7 Tricks for Keeping Your Bread Fresh Longer

how to keep bread longerDo you like the smell of your own homemade baked bread in the kitchen? Baking your own bread is very rewarding, and cheaper on the long run, but doing it every day like a baker would do is a bit complicated. Baking once or twice a week should be enough to ensure you have your bread slices for breakfast, lunches and dinners. So are you fed up of stale bread for breakfast? How to keep your bread fresh longer? Here are 7 tricks on how to keep your bread loaves soft and fresh.

1. Protect from air: First advice is — of course — not to let bread in contact with air. If you don’t want it become stale, wrap it in a paper bag or a dish towel. Plastic bags tend to make softer and develop mold. The good old breadbox works very well, you can also cover it with a coton dish towel.

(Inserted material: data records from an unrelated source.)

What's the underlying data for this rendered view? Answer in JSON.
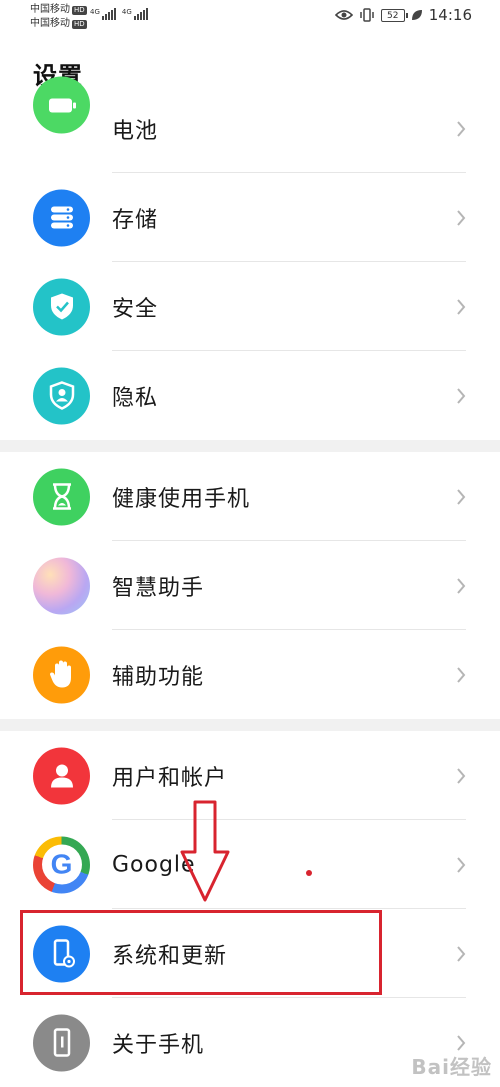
{
  "status_bar": {
    "carrier_1": "中国移动",
    "carrier_2": "中国移动",
    "hd": "HD",
    "net_1": "4G",
    "net_2": "4G",
    "battery": "52",
    "time": "14:16"
  },
  "page": {
    "title": "设置"
  },
  "items": [
    {
      "label": "电池",
      "icon": "battery-icon",
      "color": "#4cd964"
    },
    {
      "label": "存储",
      "icon": "storage-icon",
      "color": "#1e80f2"
    },
    {
      "label": "安全",
      "icon": "shield-icon",
      "color": "#23c3c8"
    },
    {
      "label": "隐私",
      "icon": "privacy-icon",
      "color": "#23c3c8"
    },
    {
      "label": "健康使用手机",
      "icon": "hourglass-icon",
      "color": "#3fd160"
    },
    {
      "label": "智慧助手",
      "icon": "assistant-icon",
      "color": "#c9b3f0"
    },
    {
      "label": "辅助功能",
      "icon": "hand-icon",
      "color": "#ff9c0a"
    },
    {
      "label": "用户和帐户",
      "icon": "user-icon",
      "color": "#f2353b"
    },
    {
      "label": "Google",
      "icon": "google-icon",
      "color": "#ffffff"
    },
    {
      "label": "系统和更新",
      "icon": "system-update-icon",
      "color": "#1e80f2"
    },
    {
      "label": "关于手机",
      "icon": "phone-info-icon",
      "color": "#8a8a8a"
    }
  ],
  "watermark": "Bai经验"
}
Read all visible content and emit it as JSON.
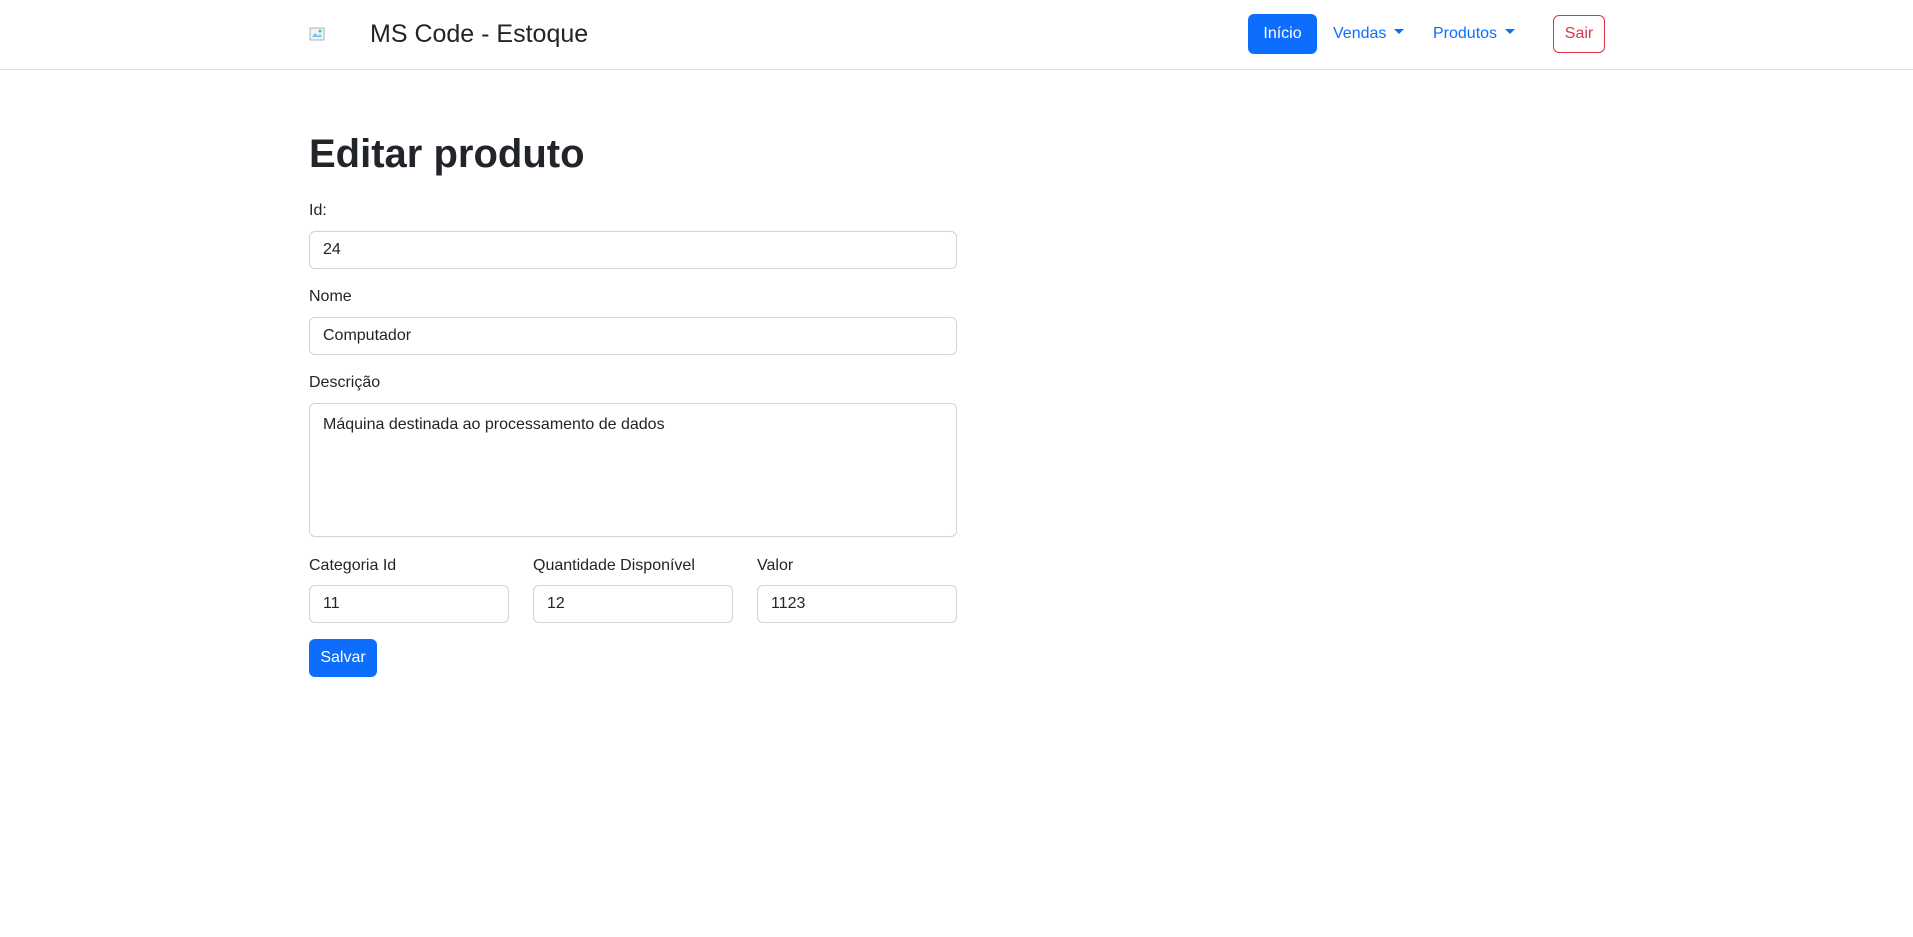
{
  "navbar": {
    "brand_text": "MS Code - Estoque",
    "home_label": "Início",
    "sales_label": "Vendas",
    "products_label": "Produtos",
    "logout_label": "Sair"
  },
  "page": {
    "title": "Editar produto"
  },
  "form": {
    "id_label": "Id:",
    "id_value": "24",
    "name_label": "Nome",
    "name_value": "Computador",
    "description_label": "Descrição",
    "description_value": "Máquina destinada ao processamento de dados",
    "category_label": "Categoria Id",
    "category_value": "11",
    "quantity_label": "Quantidade Disponível",
    "quantity_value": "12",
    "price_label": "Valor",
    "price_value": "1123",
    "save_label": "Salvar"
  },
  "colors": {
    "primary": "#0d6efd",
    "danger": "#dc3545",
    "border": "#ced4da"
  }
}
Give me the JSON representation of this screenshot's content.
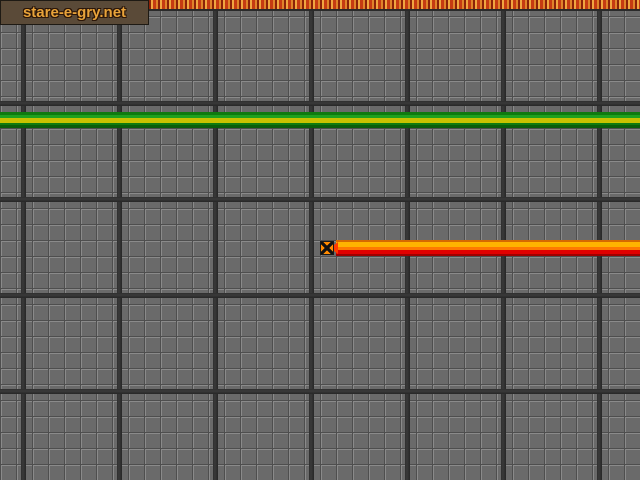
{
  "watermark": {
    "text": "stare-e-gry.net"
  },
  "colors": {
    "floor": "#6a6a6a",
    "grid_line": "#2e2e2e",
    "green_trail": "#1fa11f",
    "red_trail": "#ff7a00",
    "player": "#ff8a00"
  },
  "icons": {
    "player": "light-cycle-icon"
  }
}
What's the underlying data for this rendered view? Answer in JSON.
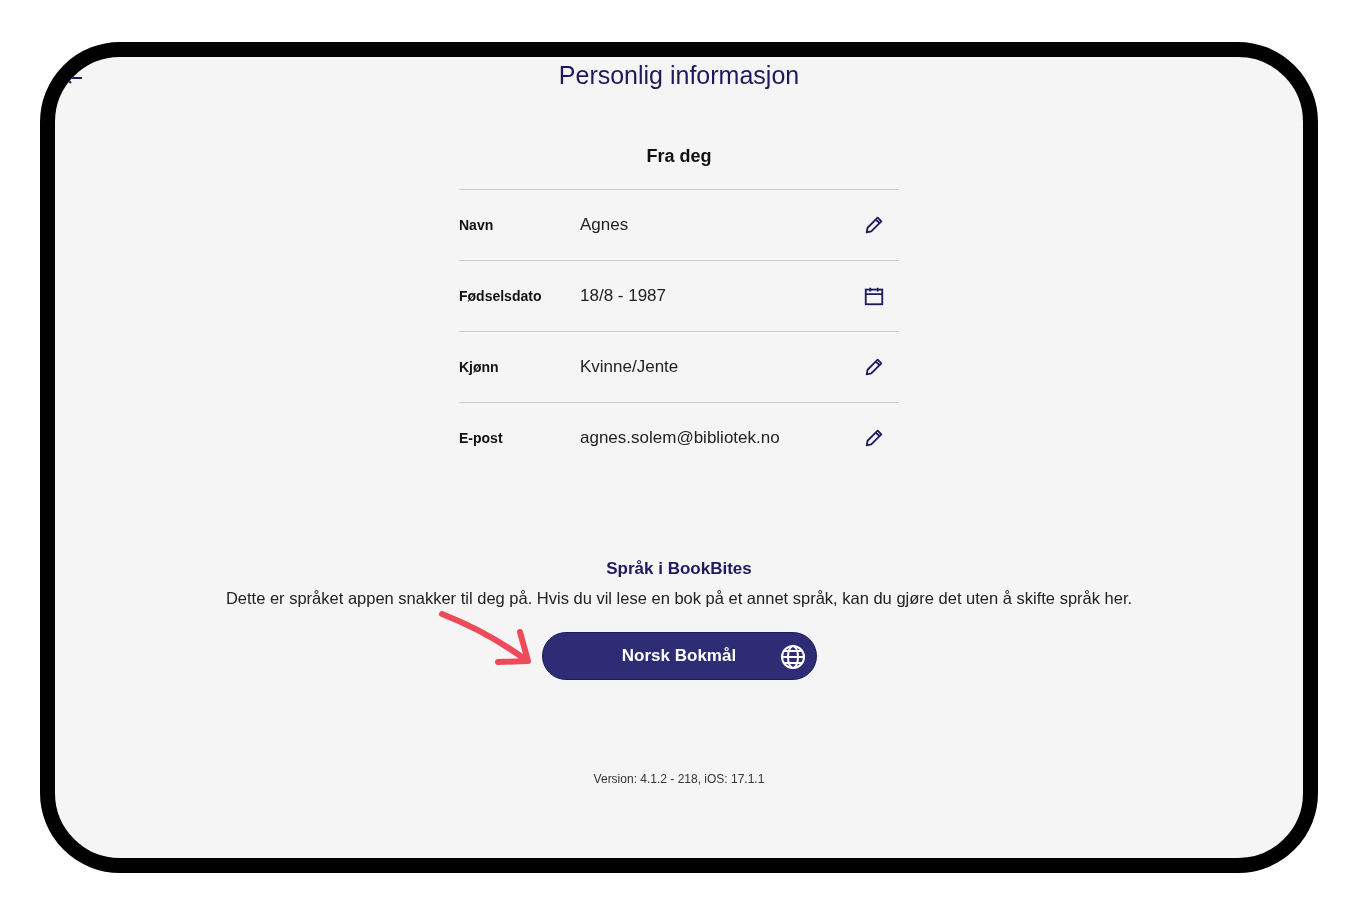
{
  "header": {
    "title": "Personlig informasjon"
  },
  "profile": {
    "heading": "Fra deg",
    "rows": [
      {
        "label": "Navn",
        "value": "Agnes",
        "kind": "edit"
      },
      {
        "label": "Fødselsdato",
        "value": "18/8 - 1987",
        "kind": "date"
      },
      {
        "label": "Kjønn",
        "value": "Kvinne/Jente",
        "kind": "edit"
      },
      {
        "label": "E-post",
        "value": "agnes.solem@bibliotek.no",
        "kind": "edit"
      }
    ]
  },
  "language": {
    "heading": "Språk i BookBites",
    "description": "Dette er språket appen snakker til deg på. Hvis du vil lese en bok på et annet språk, kan du gjøre det uten å skifte språk her.",
    "button": "Norsk Bokmål"
  },
  "footer": {
    "version": "Version: 4.1.2 - 218, iOS: 17.1.1"
  }
}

2. Freezing: Keep bread in the refrigerator for your current use, the freezer for later use. Bread lasts well over a week in the refrigerator. It may be a little bit on the stale side, but never gets moldy. If you slice it before it’s frozen it easy to remove only what you need and keep the rest of the loaf frozen. To thaw it without completely drying, just moisten the surface lightly with water and put the crusty loaves in the oven for a few minutes at 360°F (180°C) before serving and it will taste like freshly baked!

3. Adding a shortening agent: Try enriching your bread dough with some shortening. A rich dough containing milk, shortening even eggs and some sugar stays moist longer than a basic dough made with water, salt, yeast and flour. This maybe one of the best way to keep bread fresh. Of course, it changes the composition of the bread, but buns and milk-breads are known for keeping better.

4. Apply butter on the crust: Another hint is to take some shortening or butter and rub it to the crust when you take the bread from the oven.

5. Place an halved apple into your bread box: This “Grand-Ma” trick prevents bread from drying too fast. You can try replacing apple with sugar cube, a piece of potato or a celery branch.

6. Don’t slice bread in advance: If you have some guests for dinner, don’t slice your bread in advance, the moisture contained into your loaf will escape and the bread will end up dry.

7. Try a longer fermentation time: Another trick is to use a longer fermentation and rise time on your bread dough. Not only will your bread have a better flavor, but it will stay fresher, tasting longer and be less susceptible to spoilage. To do this, simply add only a fourth of the yeast the recipe calls for, and let it take up to 24 hours to rise — you can even put it in the fridge for up to two days.